Suggested Tools include:
Screw Driver Set- Both Philips and Straight blade make sure to get all three sizes. One thing I like to look for is an insulated driver to help prevent accidental shorts. Another great idea to help you get into tight spots is an offset screwdriver set, it will allow you to get at those 4x6's in the dash of your Chevy truck or get those troublesome screws holding the cluster bezel.
Wire Cutter / Crimper- DO NOT get the cheap ones that come in a set with terminals. You can pick up a nice pair for $10-$20. I prefer either the Channellock Klein or Ideal 9 inch combo.
Wire strippers- I prefer the Ideal strip master model there are other manufacturers such as CB and Grizzly, but I've had mine for 10 years now and they are just like new. Klein also makes the T stripper. It's not as elaborate but still does the job.
Socket Set- Keep in mind that most cars are now equipped with metric bolt heads throughout. But it is still a good idea to have both SEA and metric on hand. You will also want to have both 1/4 inch and 3/8ths inch drives. Be sure to pick up ratchets and nut driver handles for both drive sizes. Also it would not be a bad idea to get an assortment of torx bits as you will find these come in handy when you least expect it. An inexpensive way to cover your needs is by picking up them up at a Craftsman store. I actually have a set by S K, which you can pick up affordably at CarQuest.

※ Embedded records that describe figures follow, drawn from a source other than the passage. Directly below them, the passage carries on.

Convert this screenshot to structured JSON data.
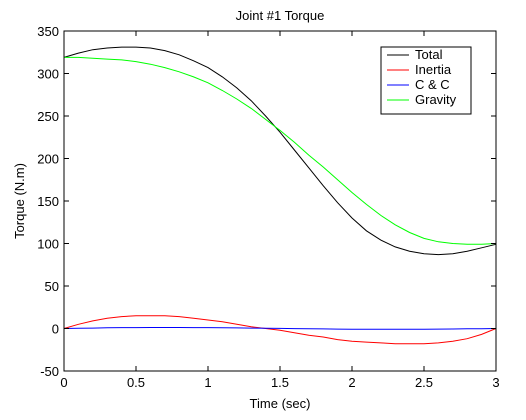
{
  "chart_data": {
    "type": "line",
    "title": "Joint #1 Torque",
    "xlabel": "Time (sec)",
    "ylabel": "Torque (N.m)",
    "xlim": [
      0,
      3
    ],
    "ylim": [
      -50,
      350
    ],
    "xticks": [
      0,
      0.5,
      1,
      1.5,
      2,
      2.5,
      3
    ],
    "yticks": [
      -50,
      0,
      50,
      100,
      150,
      200,
      250,
      300,
      350
    ],
    "xtick_labels": [
      "0",
      "0.5",
      "1",
      "1.5",
      "2",
      "2.5",
      "3"
    ],
    "ytick_labels": [
      "-50",
      "0",
      "50",
      "100",
      "150",
      "200",
      "250",
      "300",
      "350"
    ],
    "grid": false,
    "legend_position": "top-right",
    "x": [
      0,
      0.1,
      0.2,
      0.3,
      0.4,
      0.5,
      0.6,
      0.7,
      0.8,
      0.9,
      1.0,
      1.1,
      1.2,
      1.3,
      1.4,
      1.5,
      1.6,
      1.7,
      1.8,
      1.9,
      2.0,
      2.1,
      2.2,
      2.3,
      2.4,
      2.5,
      2.6,
      2.7,
      2.8,
      2.9,
      3.0
    ],
    "series": [
      {
        "name": "Total",
        "color": "#000000",
        "values": [
          319,
          324,
          328,
          330,
          331,
          331,
          330,
          327,
          322,
          315,
          307,
          296,
          283,
          268,
          250,
          231,
          210,
          189,
          168,
          148,
          130,
          115,
          104,
          96,
          91,
          88,
          87,
          88,
          91,
          95,
          99
        ]
      },
      {
        "name": "Inertia",
        "color": "#ff0000",
        "values": [
          0,
          5,
          9,
          12,
          14,
          15,
          15,
          15,
          14,
          12,
          10,
          8,
          5,
          2,
          0,
          -2,
          -5,
          -8,
          -10,
          -13,
          -15,
          -16,
          -17,
          -18,
          -18,
          -18,
          -17,
          -15,
          -12,
          -7,
          0
        ]
      },
      {
        "name": "C & C",
        "color": "#0000ff",
        "values": [
          0,
          0.2,
          0.5,
          0.8,
          1.0,
          1.1,
          1.2,
          1.2,
          1.2,
          1.1,
          1.0,
          0.9,
          0.7,
          0.5,
          0.3,
          0.1,
          -0.1,
          -0.3,
          -0.5,
          -0.7,
          -0.8,
          -0.9,
          -0.9,
          -0.9,
          -0.9,
          -0.8,
          -0.7,
          -0.6,
          -0.4,
          -0.2,
          0
        ]
      },
      {
        "name": "Gravity",
        "color": "#00ff00",
        "values": [
          319,
          319,
          318,
          317,
          316,
          314,
          311,
          307,
          302,
          296,
          289,
          280,
          270,
          259,
          246,
          233,
          219,
          204,
          190,
          175,
          160,
          146,
          133,
          122,
          113,
          106,
          102,
          100,
          99,
          99,
          100
        ]
      }
    ]
  }
}
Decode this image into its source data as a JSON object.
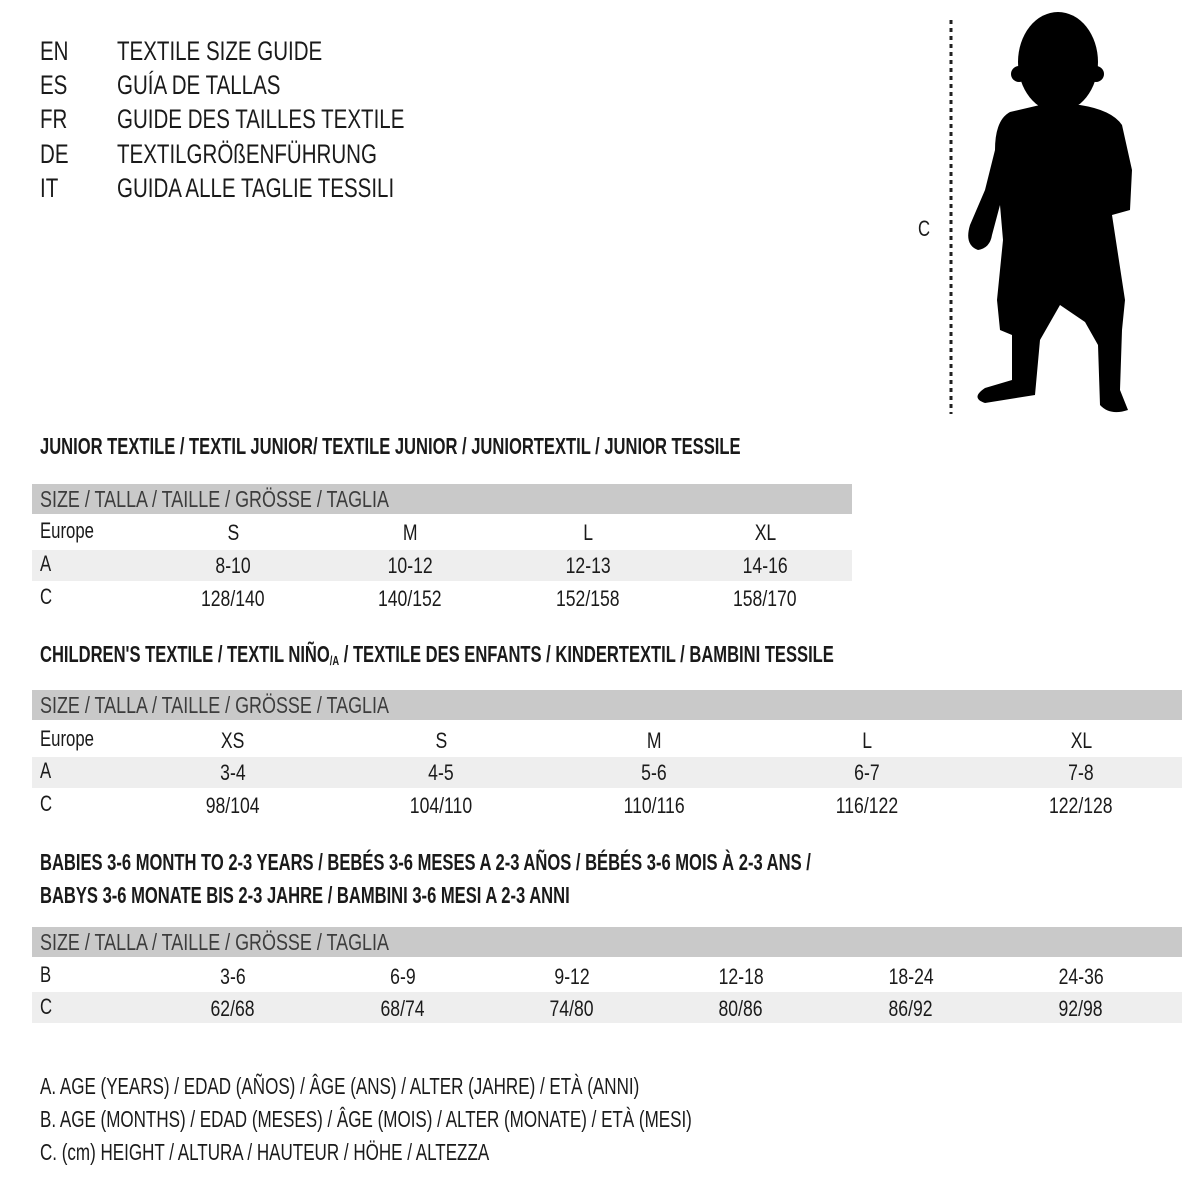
{
  "languages": [
    {
      "code": "EN",
      "title": "TEXTILE SIZE GUIDE"
    },
    {
      "code": "ES",
      "title": "GUÍA DE TALLAS"
    },
    {
      "code": "FR",
      "title": "GUIDE DES TAILLES TEXTILE"
    },
    {
      "code": "DE",
      "title": "TEXTILGRÖßENFÜHRUNG"
    },
    {
      "code": "IT",
      "title": "GUIDA ALLE TAGLIE TESSILI"
    }
  ],
  "figure": {
    "measure_label": "C",
    "icon": "child-silhouette"
  },
  "colors": {
    "header_bar": "#c9c9c9",
    "row_shade": "#eeeeee"
  },
  "junior": {
    "title": "JUNIOR TEXTILE / TEXTIL JUNIOR/ TEXTILE JUNIOR / JUNIORTEXTIL / JUNIOR TESSILE",
    "header": "SIZE / TALLA / TAILLE / GRÖSSE / TAGLIA",
    "rows": [
      {
        "label": "Europe",
        "values": [
          "S",
          "M",
          "L",
          "XL"
        ]
      },
      {
        "label": "A",
        "values": [
          "8-10",
          "10-12",
          "12-13",
          "14-16"
        ]
      },
      {
        "label": "C",
        "values": [
          "128/140",
          "140/152",
          "152/158",
          "158/170"
        ]
      }
    ]
  },
  "children": {
    "title_pre": "CHILDREN'S TEXTILE / TEXTIL NIÑO",
    "title_sub": "/A",
    "title_post": " / TEXTILE DES ENFANTS / KINDERTEXTIL / BAMBINI TESSILE",
    "header": "SIZE / TALLA / TAILLE / GRÖSSE / TAGLIA",
    "rows": [
      {
        "label": "Europe",
        "values": [
          "XS",
          "S",
          "M",
          "L",
          "XL"
        ]
      },
      {
        "label": "A",
        "values": [
          "3-4",
          "4-5",
          "5-6",
          "6-7",
          "7-8"
        ]
      },
      {
        "label": "C",
        "values": [
          "98/104",
          "104/110",
          "110/116",
          "116/122",
          "122/128"
        ]
      }
    ]
  },
  "babies": {
    "title_line1": "BABIES 3-6 MONTH TO 2-3 YEARS / BEBÉS 3-6 MESES A 2-3 AÑOS / BÉBÉS 3-6 MOIS À 2-3 ANS /",
    "title_line2": "BABYS 3-6 MONATE BIS 2-3 JAHRE / BAMBINI 3-6 MESI A 2-3 ANNI",
    "header": "SIZE / TALLA / TAILLE / GRÖSSE / TAGLIA",
    "rows": [
      {
        "label": "B",
        "values": [
          "3-6",
          "6-9",
          "9-12",
          "12-18",
          "18-24",
          "24-36"
        ]
      },
      {
        "label": "C",
        "values": [
          "62/68",
          "68/74",
          "74/80",
          "80/86",
          "86/92",
          "92/98"
        ]
      }
    ]
  },
  "legend": [
    "A. AGE (YEARS) / EDAD (AÑOS) / ÂGE (ANS) / ALTER (JAHRE) / ETÀ (ANNI)",
    "B. AGE (MONTHS) / EDAD (MESES) / ÂGE (MOIS) / ALTER (MONATE) / ETÀ (MESI)",
    "C. (cm) HEIGHT / ALTURA / HAUTEUR / HÖHE / ALTEZZA"
  ]
}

Wrenches- More than likely you will never run into a situation in which a open end/box end wrench is needed so they can wait. But when you start doing some more extravagant installations where grounds require bolts instead of large self-tapping screws, you will want to get a set. Keep in mind to get both SEA and metric sizes. You will also need a set of Allen wrenches, both SEA and metric are needed. I personally like Wiha Allen wrenches, but there are many other brands that will work.
Meters/Test Light- OK, a meter will defiantly not be the cheapest tool in your box but it is a handy one. There are so many makes out there its hard to advise on a brand, however I have a Fluke and I would prefer no other. A test light on the other hand will only be used in simple circumstances and is not needed if you have a meter, but its still nice to have as back up.
Cordless Screw Driver- I recommend at least a 12-volt, 2-speed drill with a clutch. The clutch is key. It will prevent you from over tightening those ground screws, snapping a screw or even cracking plastic. Brands... well brands are debatable. I actually have four different ones I have a DeWalt, Makita, Ridgid, and a Craftsman. Honestly spend a little extra money and get a DeWalt. Be sure to pick up set of drill bits and an array of bits.
Miscellaneous- Yes these are under miscellaneous but defiantly not to be done without. Pliers, a couple sizes will do here 4", and 8" should suit you well. Side Cutters, Klein makes a wonderful 4" set of side cutters that work great for clean edges on zip ties and cutting open wires that are taped together with out effecting the insulation of the wire. I would also pick up an 8" Diagonal Side Cutters for cutting wire to length. For the following you may either need to be extremely innovative or pick up a Ford, and Volkswagen/Audi removal tool set. One tool that I have found myself using more and more as auto makers close the tolerances in their fit and finish is a pic set (with hook tool). I use it for more than popping trim rings and bezels and it will help with wire seperation also.